Madame Backes, les différents ressorts dont vous avez la charge touchent de très près des sujets qui sont actuellement tout à fait pertinents pour la FEDIL et ses membres. Permettez-nous de commencer par le domaine de la défense.
La volonté d’associer l’industrie et la recherche au développement de capacités européennes de sécurité et de défense est exprimée aussi bien dans l’accord de coalition du gouvernement national que dans le programme politique de la nouvelle Commission européenne. Comment envisagez-vous de renforcer la synergie entre les acteurs de la défense et l’industrie civile autour des technologies à double usage (‘dual use’), notamment dans les domaines des réseaux de communication sécurisés, du cloud souverain et du calcul haute performance (HPC) ?
L’industrie et les centres de recherche sont les moteurs de l’innovation, tant au niveau européen qu’au niveau national. L’objectif principal de nos investissements est de renforcer nos capacités de défense et de dissuasion collectives. C’est pourquoi il est essentiel que nous gardions l’ascendant technologique. Ainsi, l’industrie et les centres de recherche sont des acteurs, des partenaires et des facilitateurs incontournables.
Le Luxembourg dispose d’un écosystème d’innovation dynamique. Nous devons exploiter le savoir-faire de nos acteurs nationaux et favoriser le développement de nouvelles technologies de défense qui répondent aux besoins croissants de la sécurité et de la défense euro-atlantiques. Les synergies entre les acteurs de la défense et l’industrie nationale civile ne devraient cependant pas se limiter qu’aux technologies à double usage. Nous encourageons également la création de synergies autour du développement de capacités et de technologies ayant des fins purement militaires.
La Défense luxembourgeoise prévoit de s’impliquer davantage dans le développement de certaines capacités de défense, notamment dans le cadre du cycle de planification de l’OTAN, et d’y intégrer nos acteurs nationaux.

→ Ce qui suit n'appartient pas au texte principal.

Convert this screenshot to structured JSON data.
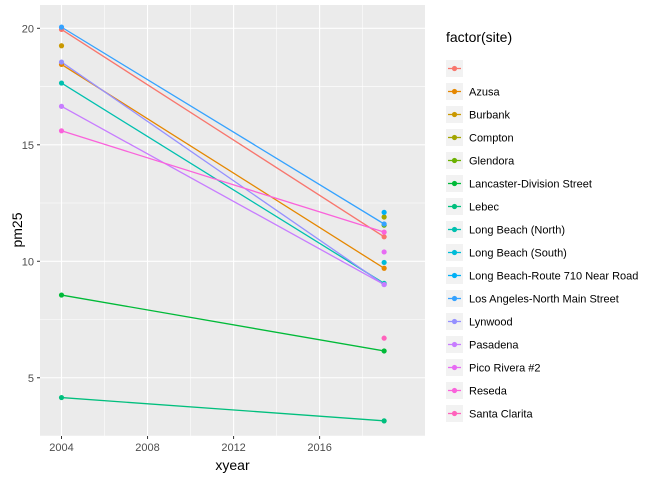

Nous avons l’intention de négocier des partenariats ou accords de coopération avec les grands acteurs de la défense, en particulier avec les acteurs où la Défense luxembourgeoise acquiert ou prévoit d’acquérir des capacités de défense.
Il faut néanmoins tenir compte du fait que la plus grande majorité des technologies de l’industrie civile nationale n’a pas encore été testée et validée pour une utilisation dans le domaine de la défense. Ceci est la raison pour laquelle la Défense continue de soutenir des projets de recherche et de développement entre des acteurs nationaux et des acteurs de la défense, afin de faire valider des technologies le plus rapidement possible. Ainsi, en mars 2024, j’ai lancé un deuxième appel à projets interministériel dans le domaine de la défense, plus particulièrement pour des capacités à double usage.
D’autres initiatives telles que l’organisation de groupes de travail nationaux regroupant de nombreux acteurs de la défense, gouvernementaux et privés, des événements comme le récent Luxembourg Defence Technology and Innovation Day organisé par Luxinnovation avec l’appui de la Direction de la défense, ou encore les pavillons nationaux sur les grands salons de la défense ont déjà fait leur preuve en matière de rapprochement des acteurs des deux domaines.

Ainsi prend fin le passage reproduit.